President al-Assad made the remarks during a meeting held Sunday with a 26- member delegation from the Mediterranean city of Latakia which included clergymen, intellectuals and ordinary people.
According to al-Watan newspaper, President al-Assad's talks with the delegation focused on various issues, mainly administrative corruption.
"President Assad has asked us to submit all what we have frankly, without red lines and with transparency," the paper quoted a member of the delegation as saying.
President al-Assad also underlined the importance of boosting national unity to confront the current "plot", the paper said.
Also on Monday, security forces burst into homes and took residents into custody in the Damascus suburb of Modemiyah, where there were reports of gunfire Monday, said Rami Abdul-Rahman, director of the Syrian Observatory for Human Rights.
Meanwhile, state media reported that 10 people were killed and three were wounded Sunday when gunmen attacked a bus in Homs, a province where clashes broke out between security forces and protesters over the weekend. The state-run Syrian news agency called the attackers an "armed terrorist group."
More than 400 people have been arrested in Banias since Saturday, Abdul-Rahman said, adding that authorities had converted the Mediterranean city's soccer stadium into a prison to house them.
"In Daraa, there have been so many arbitrary arrests in recent days that the army and security forces are using schools and the city's soccer stadium as makeshift prison facilities," said Ammar Qurabi, chairman of the National Organization for Human Rights in Syria.
Syrian security forces were using soccer stadiums as makeshift prisons in at least two cities Monday after raiding homes and arresting hundreds of residents, the directors of two human rights organizations said.

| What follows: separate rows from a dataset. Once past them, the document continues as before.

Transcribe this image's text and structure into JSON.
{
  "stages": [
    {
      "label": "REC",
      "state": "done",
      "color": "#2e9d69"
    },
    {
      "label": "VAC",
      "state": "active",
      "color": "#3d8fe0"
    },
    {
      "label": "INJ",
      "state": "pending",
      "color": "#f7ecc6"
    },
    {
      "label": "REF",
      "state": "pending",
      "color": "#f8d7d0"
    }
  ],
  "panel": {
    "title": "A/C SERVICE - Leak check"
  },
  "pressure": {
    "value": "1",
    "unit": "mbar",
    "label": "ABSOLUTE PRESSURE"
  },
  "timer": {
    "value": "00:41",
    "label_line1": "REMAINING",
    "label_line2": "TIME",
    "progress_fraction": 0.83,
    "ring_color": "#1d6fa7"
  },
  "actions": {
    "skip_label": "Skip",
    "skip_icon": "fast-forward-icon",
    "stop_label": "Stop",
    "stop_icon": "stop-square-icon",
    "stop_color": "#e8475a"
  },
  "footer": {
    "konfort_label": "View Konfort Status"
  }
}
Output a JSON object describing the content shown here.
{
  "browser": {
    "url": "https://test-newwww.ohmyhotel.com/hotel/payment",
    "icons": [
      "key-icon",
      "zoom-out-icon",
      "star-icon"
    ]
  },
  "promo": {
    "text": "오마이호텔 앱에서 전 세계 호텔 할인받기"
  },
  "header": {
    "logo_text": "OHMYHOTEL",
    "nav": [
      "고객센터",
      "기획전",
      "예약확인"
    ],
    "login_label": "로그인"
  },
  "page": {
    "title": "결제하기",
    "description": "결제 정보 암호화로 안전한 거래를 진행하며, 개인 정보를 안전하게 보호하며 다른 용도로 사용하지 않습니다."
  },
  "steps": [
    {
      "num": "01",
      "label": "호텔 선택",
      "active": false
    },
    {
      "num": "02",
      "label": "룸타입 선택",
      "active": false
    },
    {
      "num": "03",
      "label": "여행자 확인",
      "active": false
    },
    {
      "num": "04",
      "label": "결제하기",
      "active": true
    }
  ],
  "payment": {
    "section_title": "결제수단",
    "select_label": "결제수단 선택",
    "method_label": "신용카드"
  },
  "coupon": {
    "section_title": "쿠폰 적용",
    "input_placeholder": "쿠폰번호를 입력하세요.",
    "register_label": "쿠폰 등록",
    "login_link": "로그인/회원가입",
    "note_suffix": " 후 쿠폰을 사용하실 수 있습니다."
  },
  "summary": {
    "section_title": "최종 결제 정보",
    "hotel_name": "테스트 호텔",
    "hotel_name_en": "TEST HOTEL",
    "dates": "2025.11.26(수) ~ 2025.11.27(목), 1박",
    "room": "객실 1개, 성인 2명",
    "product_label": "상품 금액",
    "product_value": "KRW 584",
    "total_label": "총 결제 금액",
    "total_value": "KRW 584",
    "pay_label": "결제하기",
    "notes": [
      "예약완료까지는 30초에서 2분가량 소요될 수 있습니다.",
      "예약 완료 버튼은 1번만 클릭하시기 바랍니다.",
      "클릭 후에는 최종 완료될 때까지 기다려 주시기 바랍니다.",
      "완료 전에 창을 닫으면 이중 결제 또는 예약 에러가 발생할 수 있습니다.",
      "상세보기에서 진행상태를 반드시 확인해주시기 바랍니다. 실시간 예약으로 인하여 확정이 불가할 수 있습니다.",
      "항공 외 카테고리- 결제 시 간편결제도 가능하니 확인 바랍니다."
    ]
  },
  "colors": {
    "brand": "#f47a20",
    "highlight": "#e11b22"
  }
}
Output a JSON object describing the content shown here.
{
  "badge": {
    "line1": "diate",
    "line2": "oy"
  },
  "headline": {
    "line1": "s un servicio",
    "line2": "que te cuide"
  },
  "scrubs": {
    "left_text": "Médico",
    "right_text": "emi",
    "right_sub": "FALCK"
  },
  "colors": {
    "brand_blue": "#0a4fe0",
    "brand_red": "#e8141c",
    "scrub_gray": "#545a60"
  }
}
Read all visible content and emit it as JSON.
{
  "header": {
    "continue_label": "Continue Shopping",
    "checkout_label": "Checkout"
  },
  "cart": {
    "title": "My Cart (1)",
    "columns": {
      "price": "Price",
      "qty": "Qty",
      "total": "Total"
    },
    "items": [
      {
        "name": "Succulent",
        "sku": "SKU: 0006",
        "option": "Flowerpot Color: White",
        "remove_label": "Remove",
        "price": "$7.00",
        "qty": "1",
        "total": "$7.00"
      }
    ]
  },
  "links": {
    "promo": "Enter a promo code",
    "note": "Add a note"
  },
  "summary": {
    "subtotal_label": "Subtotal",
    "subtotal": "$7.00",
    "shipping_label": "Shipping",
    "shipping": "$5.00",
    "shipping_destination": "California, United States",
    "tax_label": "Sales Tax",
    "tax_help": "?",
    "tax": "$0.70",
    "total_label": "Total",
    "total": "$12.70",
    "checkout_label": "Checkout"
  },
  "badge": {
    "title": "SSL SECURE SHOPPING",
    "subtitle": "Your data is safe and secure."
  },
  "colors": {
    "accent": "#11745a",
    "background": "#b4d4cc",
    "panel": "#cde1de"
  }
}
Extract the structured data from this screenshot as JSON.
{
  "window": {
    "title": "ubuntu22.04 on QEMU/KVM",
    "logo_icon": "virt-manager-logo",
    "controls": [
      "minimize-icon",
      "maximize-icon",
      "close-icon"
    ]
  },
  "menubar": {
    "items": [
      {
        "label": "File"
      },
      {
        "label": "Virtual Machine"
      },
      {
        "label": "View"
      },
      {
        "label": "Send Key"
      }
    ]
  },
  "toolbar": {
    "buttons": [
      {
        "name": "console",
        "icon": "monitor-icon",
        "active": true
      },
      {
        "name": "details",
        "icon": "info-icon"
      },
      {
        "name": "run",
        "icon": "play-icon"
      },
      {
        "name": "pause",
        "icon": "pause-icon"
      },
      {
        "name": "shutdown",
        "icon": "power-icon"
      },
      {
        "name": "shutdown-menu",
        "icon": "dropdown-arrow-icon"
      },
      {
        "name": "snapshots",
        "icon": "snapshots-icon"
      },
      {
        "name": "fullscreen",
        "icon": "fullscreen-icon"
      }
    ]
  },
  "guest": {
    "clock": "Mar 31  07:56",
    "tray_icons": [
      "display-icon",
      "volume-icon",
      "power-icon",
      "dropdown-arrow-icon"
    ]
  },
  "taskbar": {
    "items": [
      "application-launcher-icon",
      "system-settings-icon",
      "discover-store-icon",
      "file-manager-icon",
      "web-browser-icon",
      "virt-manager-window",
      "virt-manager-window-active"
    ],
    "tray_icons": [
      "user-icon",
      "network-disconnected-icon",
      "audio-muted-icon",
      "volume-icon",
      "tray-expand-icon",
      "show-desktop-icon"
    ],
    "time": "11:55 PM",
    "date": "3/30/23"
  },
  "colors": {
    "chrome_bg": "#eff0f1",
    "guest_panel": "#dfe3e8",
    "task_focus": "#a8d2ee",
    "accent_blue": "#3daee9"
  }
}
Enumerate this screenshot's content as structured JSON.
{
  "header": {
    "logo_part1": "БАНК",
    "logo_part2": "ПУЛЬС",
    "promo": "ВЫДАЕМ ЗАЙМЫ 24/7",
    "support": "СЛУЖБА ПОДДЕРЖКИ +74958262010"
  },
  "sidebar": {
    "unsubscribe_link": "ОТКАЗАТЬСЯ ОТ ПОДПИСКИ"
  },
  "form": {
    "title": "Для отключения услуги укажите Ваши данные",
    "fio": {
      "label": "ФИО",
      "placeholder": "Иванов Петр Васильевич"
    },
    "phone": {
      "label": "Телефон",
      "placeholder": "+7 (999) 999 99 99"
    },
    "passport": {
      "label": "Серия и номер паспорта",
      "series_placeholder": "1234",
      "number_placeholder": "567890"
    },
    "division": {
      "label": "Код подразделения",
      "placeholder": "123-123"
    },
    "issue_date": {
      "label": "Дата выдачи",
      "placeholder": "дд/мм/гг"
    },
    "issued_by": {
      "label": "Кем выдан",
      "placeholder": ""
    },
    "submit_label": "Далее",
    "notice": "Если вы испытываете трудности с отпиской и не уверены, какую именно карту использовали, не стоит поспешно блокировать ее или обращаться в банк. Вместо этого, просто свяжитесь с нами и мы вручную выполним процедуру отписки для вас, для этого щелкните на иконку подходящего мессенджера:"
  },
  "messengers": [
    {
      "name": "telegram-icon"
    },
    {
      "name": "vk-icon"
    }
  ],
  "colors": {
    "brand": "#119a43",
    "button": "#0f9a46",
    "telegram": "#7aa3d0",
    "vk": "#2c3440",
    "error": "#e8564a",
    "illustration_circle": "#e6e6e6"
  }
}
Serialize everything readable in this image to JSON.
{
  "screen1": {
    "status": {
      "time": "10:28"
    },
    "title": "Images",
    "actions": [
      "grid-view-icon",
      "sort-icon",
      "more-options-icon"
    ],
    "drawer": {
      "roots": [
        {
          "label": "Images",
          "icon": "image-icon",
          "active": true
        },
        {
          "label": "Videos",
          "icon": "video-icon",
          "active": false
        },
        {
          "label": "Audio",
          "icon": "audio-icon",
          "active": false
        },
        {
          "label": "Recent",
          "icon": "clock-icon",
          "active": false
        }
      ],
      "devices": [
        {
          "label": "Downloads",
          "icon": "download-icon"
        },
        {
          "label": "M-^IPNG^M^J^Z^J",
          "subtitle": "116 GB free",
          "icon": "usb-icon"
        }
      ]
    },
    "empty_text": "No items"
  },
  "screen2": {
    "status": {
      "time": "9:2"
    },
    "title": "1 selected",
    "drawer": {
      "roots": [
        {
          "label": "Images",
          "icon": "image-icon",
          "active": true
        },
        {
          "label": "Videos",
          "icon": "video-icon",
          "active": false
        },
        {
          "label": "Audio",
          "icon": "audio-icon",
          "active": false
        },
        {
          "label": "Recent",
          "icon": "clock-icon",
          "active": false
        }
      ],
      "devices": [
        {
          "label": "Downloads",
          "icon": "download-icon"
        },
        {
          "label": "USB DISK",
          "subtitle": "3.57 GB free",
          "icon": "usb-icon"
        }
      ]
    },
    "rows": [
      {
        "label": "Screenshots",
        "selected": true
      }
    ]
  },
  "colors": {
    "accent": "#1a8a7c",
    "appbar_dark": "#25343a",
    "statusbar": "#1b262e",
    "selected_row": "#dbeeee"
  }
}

Human rights organizations criticized the arrests and violence, calling on Syria's government to establish an independent commission to investigate.
"We condemn the continued use of the Syrian authorities of violence and excessive force against the citizens of Syria demonstrating peacefully," said a statement from six organizations posted on the National Organization for Human Rights in Syria's website Monday.
The statement also expressed "deep concern" for those arrested.
"We call on security forces to stop the arbitrary arrests that take place outside the law and which constitute a flagrant violation of fundamental rights and freedoms guaranteed by the Syrian Constitution of 1973," the statement said.